Habiendo sido concebidos en pecado original y lavados en el Santo Bautismo aún permanecen en nosotros, sin embargo, las tendencias pecaminosas que nos enredan el alma y el cuerpo.

Se podría decir que a menudo, debido a estas tendencias al mal, nuestra vida espiritual queda relegada solo a la búsqueda de pretextos, falsedades, y escapatorias, para poder justificar nuestro comportamiento ante las violaciones cometidas en contra de la ley de Dios, sin sufrir ningún riesgo, actitud ciertamente deplorable.

Es lo que comúnmente llamamos la evasiva del quedar siempre “bien parados”, que utilizamos para poder disculparnos, y también, para que se nos atribuya mérito por nuestras faltas, actitud más deplorable aún.

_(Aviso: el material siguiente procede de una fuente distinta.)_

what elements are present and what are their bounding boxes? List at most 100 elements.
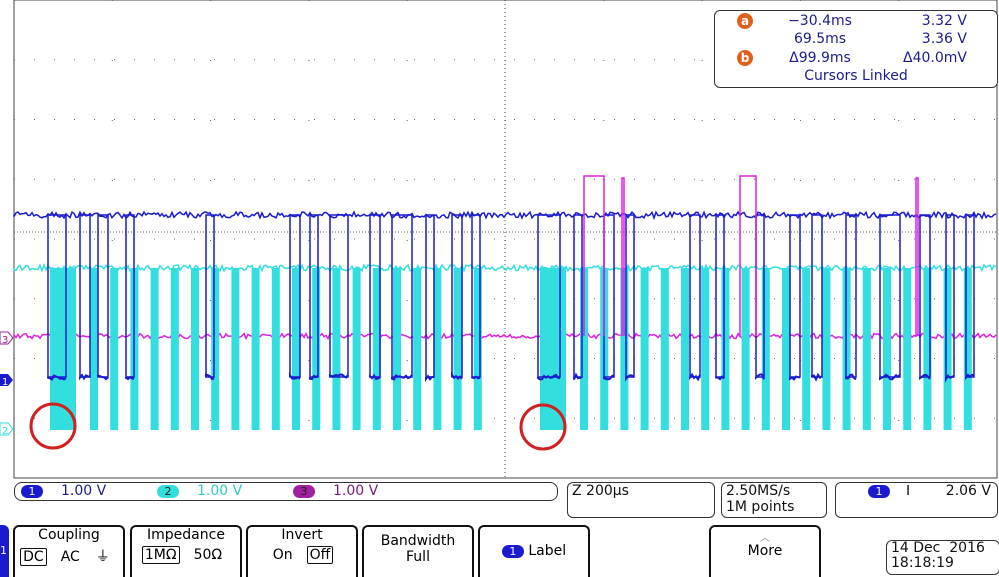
cursor-b-voltage: 3.36 V	[922, 31, 967, 47]
ch1-pulse	[472, 215, 480, 377]
ch1-pulse	[310, 215, 318, 377]
ch1-pulse	[756, 215, 764, 377]
ch2-pulse	[903, 268, 911, 430]
ch2-scale: 1.00 V	[197, 483, 242, 499]
record-length: 1M points	[726, 499, 826, 515]
ch2-pulse	[171, 268, 179, 430]
ch1-pulse	[48, 215, 66, 377]
ch2-pulse	[272, 268, 280, 430]
ch2-marker-label: 2	[2, 426, 8, 437]
ch2-pulse	[701, 268, 709, 430]
ch2-pulse	[782, 268, 790, 430]
ch2-pulse	[802, 268, 810, 430]
trigger-source-chip: 1	[868, 485, 890, 498]
ch1-marker[interactable]: 1	[0, 374, 13, 388]
cursors-linked-status: Cursors Linked	[715, 68, 997, 84]
falling-edge-icon: ⵏ	[906, 483, 910, 499]
bandwidth-button[interactable]: Bandwidth Full	[362, 525, 474, 577]
invert-title: Invert	[248, 527, 356, 543]
acquisition-readout[interactable]: 2.50MS/s 1M points	[721, 482, 827, 518]
ch1-pulse	[290, 215, 300, 377]
ch1-pulse	[846, 215, 856, 377]
ch2-pulse	[863, 268, 871, 430]
delta-voltage: Δ40.0mV	[903, 50, 967, 66]
ch2-pulse	[822, 268, 830, 430]
ch2-pulse	[413, 268, 421, 430]
timebase-readout[interactable]: Z 200µs	[567, 482, 715, 518]
ch2-pulse	[252, 268, 260, 430]
ch2-pulse	[191, 268, 199, 430]
cursor-readout: a −30.4ms 3.32 V 69.5ms 3.36 V b Δ99.9ms Δ40.…	[714, 10, 998, 88]
ch1-pulse	[206, 215, 214, 377]
cursor-a-time: −30.4ms	[775, 13, 865, 29]
ch1-pulse	[920, 215, 930, 377]
coupling-title: Coupling	[15, 527, 123, 543]
ch1-chip[interactable]: 1	[21, 485, 43, 498]
label-ch1-chip: 1	[502, 545, 524, 558]
ch1-pulse	[330, 215, 348, 377]
cursor-a-badge: a	[737, 13, 753, 29]
ch1-pulse	[604, 215, 614, 377]
ch1-pulse	[370, 215, 380, 377]
ch1-pulse	[392, 215, 412, 377]
coupling-ac[interactable]: AC	[59, 549, 82, 565]
bandwidth-value: Full	[364, 549, 472, 565]
ch1-pulse	[812, 215, 822, 377]
trigger-level: 2.06 V	[946, 483, 991, 499]
invert-button[interactable]: Invert On Off	[246, 525, 358, 577]
ch2-chip[interactable]: 2	[157, 485, 179, 498]
waveforms	[14, 176, 996, 430]
time: 18:18:19	[891, 556, 999, 571]
ch2-pulse	[90, 268, 98, 430]
ch2-pulse	[151, 268, 159, 430]
ch2-pulse	[641, 268, 649, 430]
label-button[interactable]: 1 Label	[478, 525, 590, 577]
ch1-pulse	[452, 215, 462, 377]
impedance-1mohm[interactable]: 1MΩ	[142, 546, 180, 564]
date-time: 14 Dec 2016 18:18:19	[886, 540, 999, 575]
oscilloscope-screen: 3 1 2 a −30.4ms 3.32 V 69.5ms 3.36 V b Δ99.9…	[0, 0, 999, 577]
ch1-pulse	[98, 215, 108, 377]
impedance-button[interactable]: Impedance 1MΩ 50Ω	[130, 525, 242, 577]
ch1-pulse	[716, 215, 724, 377]
ch2-pulse	[681, 268, 689, 430]
ch3-spike	[916, 178, 918, 336]
ch1-low	[80, 375, 90, 379]
ch1-pulse	[538, 215, 560, 377]
impedance-50ohm[interactable]: 50Ω	[192, 547, 225, 563]
more-button[interactable]: ︿ More	[709, 525, 821, 577]
ch3-marker-label: 3	[2, 335, 8, 346]
ch1-pulse	[690, 215, 700, 377]
coupling-button[interactable]: Coupling DC AC ⏚	[13, 525, 125, 577]
bandwidth-title: Bandwidth	[364, 533, 472, 549]
invert-on[interactable]: On	[271, 547, 295, 563]
ch2-pulse	[353, 268, 361, 430]
label-text: Label	[528, 543, 566, 559]
ch1-pulse	[126, 215, 134, 377]
channel-scale-bar: 1 1.00 V 2 1.00 V 3 1.00 V	[14, 482, 558, 501]
coupling-dc[interactable]: DC	[20, 548, 47, 566]
date: 14 Dec 2016	[891, 541, 999, 556]
ch3-marker[interactable]: 3	[0, 332, 13, 346]
impedance-title: Impedance	[132, 527, 240, 543]
ch1-pulse	[626, 215, 634, 377]
ch1-pulse	[574, 215, 582, 377]
cursor-b-badge: b	[737, 50, 753, 66]
trigger-readout[interactable]: 1 ⵏ 2.06 V	[835, 482, 998, 518]
invert-off[interactable]: Off	[307, 546, 334, 564]
ch1-pulse	[966, 215, 974, 377]
coupling-ground-icon[interactable]: ⏚	[94, 546, 112, 566]
ch1-marker-label: 1	[2, 377, 8, 388]
ch3-chip[interactable]: 3	[293, 485, 315, 498]
ch2-pulse	[742, 268, 750, 430]
ch1-scale: 1.00 V	[61, 483, 106, 499]
chevron-up-icon: ︿	[711, 535, 819, 543]
ch1-pulse	[790, 215, 800, 377]
ch2-marker[interactable]: 2	[0, 423, 13, 437]
channel-menu-tab[interactable]: 1	[0, 525, 9, 577]
sample-rate: 2.50MS/s	[726, 483, 826, 499]
ch1-pulse	[880, 215, 900, 377]
ch2-pulse	[110, 268, 118, 430]
ch2-pulse	[661, 268, 669, 430]
cursor-a-voltage: 3.32 V	[922, 13, 967, 29]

El pecado, y la confusión que produce en la conciencia, por esa escabrosa mezcla inextricable de bien y mal, casi imposible de distinguir, expresa cada vez más y más el ritmo y el hilo continuo del envejecimiento, y de la pobreza de nuestra vida interior, y de las pocas aspiraciones al bien, que apenas surgen en nuestra vida, que golpean con languidez y remordimiento las puertas del alma.

El pecado tiene entonces una eficacia cohesiva extraordinaria (pegadiza -adherente): es una satisfacción del orgullo; es una explosión de la pasión humana que no puede quedarse encerrada, sino que busca expresarse por medio de nuestro ser.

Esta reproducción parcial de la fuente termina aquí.